4 mathemajician // Mar 17, 2008 at 3:44 pm
We have no definitive way to measure consciousness in others. However, following a cut through the corpus callosum both sides of the brain are able to report independently, and can disagree with each other. This is well known in neuroscience. The online Koch lectures give a really nice example (but unfortunately with no video due to patient confidentiality): A woman is asked how many seizures she has had since her operation. Her voice gives a number (controlled by the left side of her brain), and then her left hand (controlled by the right side of her brain) raises up and shows a number of fingers to indicate something different. Her left brain objects and instructs her right hand to grab her left hand and pin it to the table. She then starts crying and says that strange things like this have been happening all week. Most people would agree that the left side of her brain that could speak to us was conscious. After all she generally seems quite normal except in special situations. Is the right side of her brain also conscious? It sounds reasonable that it is, given that it can report various things through the arm it controls.
Maybe somebody should try this simple experiment: show the patient via just their left eye the message “Are you consciously experiencing the world? If you are sure that you are, raise your left hand”, My guess is that the hand would go up. Of course, that doesn’t “prove” the right brain is conscious. It could think it is, mistakenly, or be lying. But, other things being equal, if it reports that it is, I guess we should probably believe it.
5 mitchell porter // Mar 19, 2008 at 11:42 am
That example is originally recounted here, in the chapter (12) by Victor Mark. I wonder if the patient (in either hemisphere) would understand the question; she’s described as having an IQ of 75. You’d also have to watch for a Clever Hans effect. But I suppose we’ll eventually get to the point of conducting philosophy-of-mind experiments on individuals with philosophically interesting neurological conditions.
I’d still ask my question about the memories. After reunification, does anyone ever remember having been the silent hemisphere, even just as part of a newly unified identity? That would mean remembering themselves as the initiator of actions which the other hemisphere experienced as alien. I’ve never heard of it. It suggests that if there is a separate stream of consciousness there, it’s a highly transient one that as consciousness is not reintegrated, though some of its powers may be.

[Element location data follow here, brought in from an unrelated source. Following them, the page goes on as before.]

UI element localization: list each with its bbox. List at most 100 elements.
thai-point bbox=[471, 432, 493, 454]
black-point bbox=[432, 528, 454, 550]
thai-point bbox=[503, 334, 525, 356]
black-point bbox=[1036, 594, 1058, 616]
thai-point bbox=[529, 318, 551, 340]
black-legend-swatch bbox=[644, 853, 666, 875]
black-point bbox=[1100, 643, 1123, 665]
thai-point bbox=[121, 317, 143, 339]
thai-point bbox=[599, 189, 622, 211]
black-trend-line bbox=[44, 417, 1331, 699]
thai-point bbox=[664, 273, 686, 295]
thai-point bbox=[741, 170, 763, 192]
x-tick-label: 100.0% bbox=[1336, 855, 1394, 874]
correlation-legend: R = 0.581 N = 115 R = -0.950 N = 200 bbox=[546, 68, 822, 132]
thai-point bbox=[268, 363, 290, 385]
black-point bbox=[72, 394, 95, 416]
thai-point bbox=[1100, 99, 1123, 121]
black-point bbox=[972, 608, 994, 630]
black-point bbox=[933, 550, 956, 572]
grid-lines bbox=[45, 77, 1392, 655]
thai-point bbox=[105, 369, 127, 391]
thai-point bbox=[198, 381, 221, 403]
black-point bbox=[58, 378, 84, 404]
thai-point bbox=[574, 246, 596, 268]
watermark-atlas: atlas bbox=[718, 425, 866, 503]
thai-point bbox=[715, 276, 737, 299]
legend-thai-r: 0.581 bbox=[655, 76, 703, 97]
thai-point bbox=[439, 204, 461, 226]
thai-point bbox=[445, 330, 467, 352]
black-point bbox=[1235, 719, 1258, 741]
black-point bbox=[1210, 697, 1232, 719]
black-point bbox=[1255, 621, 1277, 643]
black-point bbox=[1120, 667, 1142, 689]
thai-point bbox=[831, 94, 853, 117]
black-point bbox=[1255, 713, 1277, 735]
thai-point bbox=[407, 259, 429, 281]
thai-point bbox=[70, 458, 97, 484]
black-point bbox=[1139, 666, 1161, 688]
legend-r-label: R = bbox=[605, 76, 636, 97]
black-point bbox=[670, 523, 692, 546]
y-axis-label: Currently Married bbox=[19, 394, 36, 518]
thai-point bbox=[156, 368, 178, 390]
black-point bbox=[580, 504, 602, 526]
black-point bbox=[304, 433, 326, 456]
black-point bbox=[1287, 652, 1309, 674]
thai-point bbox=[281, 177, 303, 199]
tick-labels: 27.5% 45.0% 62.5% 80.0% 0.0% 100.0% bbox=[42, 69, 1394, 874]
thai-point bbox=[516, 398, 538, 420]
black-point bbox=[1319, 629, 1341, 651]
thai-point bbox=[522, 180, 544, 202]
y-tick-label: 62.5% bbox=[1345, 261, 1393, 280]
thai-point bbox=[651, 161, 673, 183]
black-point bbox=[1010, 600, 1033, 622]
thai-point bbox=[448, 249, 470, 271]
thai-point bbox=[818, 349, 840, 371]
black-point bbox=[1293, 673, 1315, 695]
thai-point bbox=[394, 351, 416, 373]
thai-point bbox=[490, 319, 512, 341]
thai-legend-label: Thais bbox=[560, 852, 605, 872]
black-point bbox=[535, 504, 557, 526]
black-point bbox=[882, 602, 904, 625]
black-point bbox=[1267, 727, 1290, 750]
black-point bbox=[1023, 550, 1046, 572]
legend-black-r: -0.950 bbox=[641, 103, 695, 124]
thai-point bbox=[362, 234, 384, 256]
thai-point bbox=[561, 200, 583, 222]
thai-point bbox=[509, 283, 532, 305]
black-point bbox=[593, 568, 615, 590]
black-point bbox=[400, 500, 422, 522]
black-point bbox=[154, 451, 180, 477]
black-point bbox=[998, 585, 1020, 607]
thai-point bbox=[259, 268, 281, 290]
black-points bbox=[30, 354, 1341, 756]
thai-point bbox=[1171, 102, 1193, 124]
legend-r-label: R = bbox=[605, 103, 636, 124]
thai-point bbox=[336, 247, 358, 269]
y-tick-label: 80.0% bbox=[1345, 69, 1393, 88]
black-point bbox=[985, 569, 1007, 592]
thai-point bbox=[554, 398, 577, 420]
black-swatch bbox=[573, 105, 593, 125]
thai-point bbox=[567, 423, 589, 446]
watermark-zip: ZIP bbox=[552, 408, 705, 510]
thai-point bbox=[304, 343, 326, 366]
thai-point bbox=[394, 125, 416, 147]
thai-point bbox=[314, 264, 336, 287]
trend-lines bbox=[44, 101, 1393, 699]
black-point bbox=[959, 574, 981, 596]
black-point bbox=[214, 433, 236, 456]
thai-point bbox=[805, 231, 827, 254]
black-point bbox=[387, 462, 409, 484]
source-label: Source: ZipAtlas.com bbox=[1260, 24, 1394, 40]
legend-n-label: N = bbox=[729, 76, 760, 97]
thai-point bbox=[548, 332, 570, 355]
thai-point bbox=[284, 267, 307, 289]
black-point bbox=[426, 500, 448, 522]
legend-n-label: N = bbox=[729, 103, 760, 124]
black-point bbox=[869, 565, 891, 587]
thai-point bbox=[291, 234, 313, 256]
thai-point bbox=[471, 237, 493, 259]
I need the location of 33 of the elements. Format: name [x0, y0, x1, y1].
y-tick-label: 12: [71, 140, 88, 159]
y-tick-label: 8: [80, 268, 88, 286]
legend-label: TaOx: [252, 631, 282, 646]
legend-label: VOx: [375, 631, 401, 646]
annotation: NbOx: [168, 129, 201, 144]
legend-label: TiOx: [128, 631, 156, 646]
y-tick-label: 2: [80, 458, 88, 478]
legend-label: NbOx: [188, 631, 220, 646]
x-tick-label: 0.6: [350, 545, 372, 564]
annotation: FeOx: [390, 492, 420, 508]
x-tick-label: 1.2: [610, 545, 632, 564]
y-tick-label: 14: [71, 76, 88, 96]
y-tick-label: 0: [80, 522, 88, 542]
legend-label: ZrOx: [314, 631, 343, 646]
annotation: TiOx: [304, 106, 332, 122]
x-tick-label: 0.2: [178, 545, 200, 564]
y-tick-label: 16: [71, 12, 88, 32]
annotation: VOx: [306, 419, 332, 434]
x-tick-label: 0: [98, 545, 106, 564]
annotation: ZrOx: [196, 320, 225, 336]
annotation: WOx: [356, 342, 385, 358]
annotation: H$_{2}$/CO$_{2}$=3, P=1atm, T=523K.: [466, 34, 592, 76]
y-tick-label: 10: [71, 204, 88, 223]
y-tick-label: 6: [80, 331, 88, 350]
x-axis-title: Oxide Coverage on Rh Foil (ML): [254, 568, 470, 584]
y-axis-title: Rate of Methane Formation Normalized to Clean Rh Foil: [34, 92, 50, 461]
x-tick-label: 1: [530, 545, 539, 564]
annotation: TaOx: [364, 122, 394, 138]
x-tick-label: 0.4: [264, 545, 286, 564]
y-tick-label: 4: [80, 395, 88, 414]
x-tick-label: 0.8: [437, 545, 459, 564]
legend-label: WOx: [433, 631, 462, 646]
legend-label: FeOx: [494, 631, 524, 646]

6 mathemajician // Mar 19, 2008 at 1:32 pm
I think the Koch example was a different person as I think in that case dominance was re-established after 2 weeks (which is usual). There are quite a few examples of this type of thing, indeed I believe doctors still perform the procedure.
Why would somebody with an IQ of 75 not be able to understand the question? Roughly 1 out of every 10 people has an IQ below 80.
I’ve never heard of alien memories after dominance is established. I suspect that it would be unlikely as the brain goes to considerable lengths to keep its model of the world consistent — even if this requires constructing and believing false memories.
7 mitchell porter // Mar 22, 2008 at 1:16 pm
Koch quotes that article by Mark in his book on consciousness. I haven’t heard the online lectures yet.
IQ 75 is supposedly the upper bound of mental retardation. The question would have to be explained in shorter words, e.g. as meaning “Are you awake?”